Discussions, feature requests and feedback
The importance of including third-party developers in the API roadmap has already been highlighted in an earlier point. A dedicated blog section should feature in a custom API management solution, precisely for this purpose – encouraging idea-exchange and facilitating seamless communication with developers. The changelog (an important part of API documentation) can be posted in this blog as well. To automate the data syndication process from the blog, all that API providers have to do is activate its RSS feed. Through the blog, developers will find it easy to share ideas, provide in-depth feedback, and generally discuss an API.
Compatibility with different architectures
Enterprise APIs can operate on the basis of different standards and underlying architecture. They can work on both the ‘private cloud’ or the ‘public cloud’ – while architectures with a combination of these two are also fairly common. A good API management solution should offer streamlined and complete support to all such different forms of data architecture. In case an API follows an ‘on-premise’ architecture, the APIM has to be compatible with that too.

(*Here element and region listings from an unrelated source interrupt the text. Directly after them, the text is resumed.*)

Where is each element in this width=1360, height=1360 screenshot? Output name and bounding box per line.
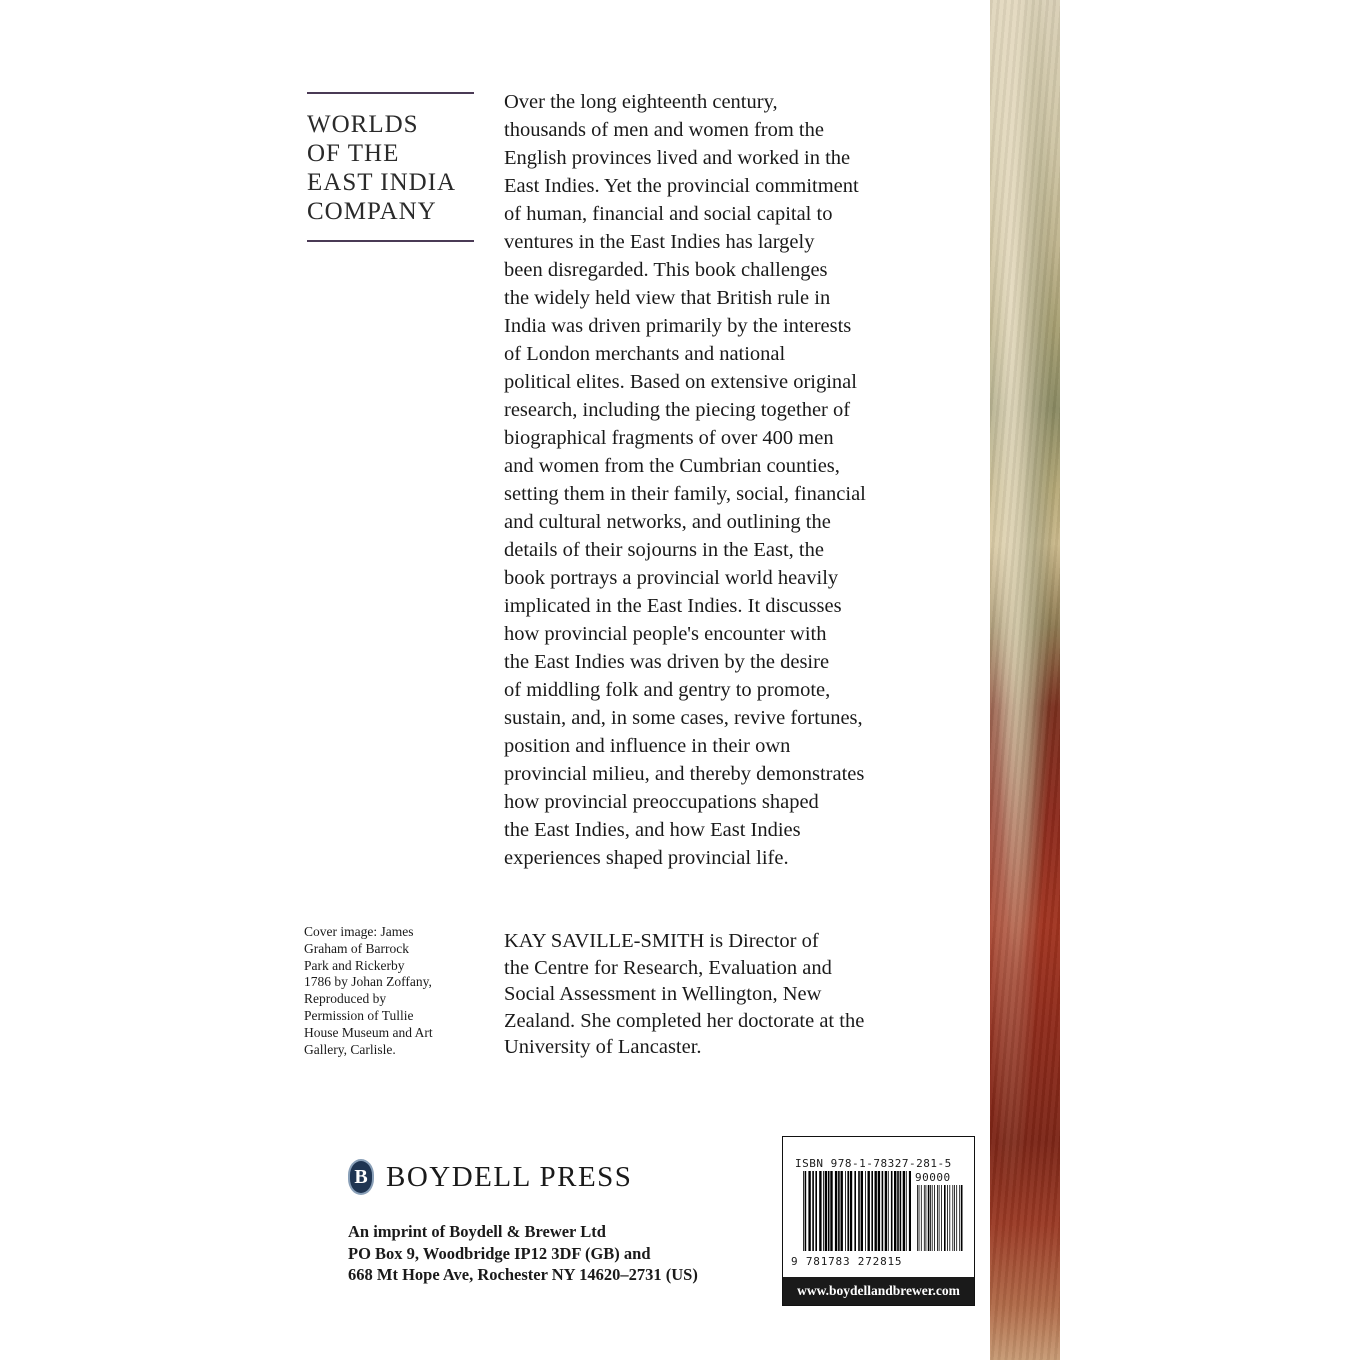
author-line: KAY SAVILLE-SMITH is Director of <box>504 930 819 952</box>
author-line: Social Assessment in Wellington, New <box>504 983 822 1005</box>
blurb-line: English provinces lived and worked in the <box>504 147 851 169</box>
series-title: WORLDS OF THE EAST INDIA COMPANY <box>307 111 457 225</box>
publisher-address <box>348 1221 698 1286</box>
boydell-logo-icon: B <box>348 1159 374 1195</box>
blurb-line: East Indies. Yet the provincial commitment <box>504 175 859 197</box>
publisher-name: BOYDELL PRESS <box>386 1160 633 1193</box>
author-line: University of Lancaster. <box>504 1036 702 1058</box>
blurb-line: implicated in the East Indies. It discusses <box>504 595 842 617</box>
caption-line: Cover image: James <box>304 924 414 939</box>
blurb-line: position and influence in their own <box>504 735 791 757</box>
website-link[interactable]: www.boydellandbrewer.com <box>783 1277 974 1305</box>
blurb-line: sustain, and, in some cases, revive fortunes, <box>504 707 863 729</box>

There are huge volumes of statistics related to the manner in which a particular API is used. The API management tool is responsible for sorting and analysing these stats, identifying important trends in them, and boosting the ones that are contributing towards the final business objectives of the interface. On the other hand, if any ‘unfavourable’ usage-data is detected, it has to be countered immediately. The multi-vendor SDN platform by Apigee serves as a classic example for efficient handling of network traffic analytics.
A dedicated ‘Support’ section should also be included in an API management solution – enabling developers to get in touch as and when required (via online ticketing, voice calls, live chat, etc.). HTTP status codes for REST APIs, along with ‘request’ (from client) and ‘response’ (from server) documentation should also be present. Since the number of HTTP headers used in an API is likely to be high, a separate section on these headers would also come in handy – particularly for the API consumers. Last year, the total volume of data stored in enterprises grew by almost 70%. The demand for APIs is increasing rapidly – and that is putting the importance of well-rounded API management tools and solutions firmly in the spotlight.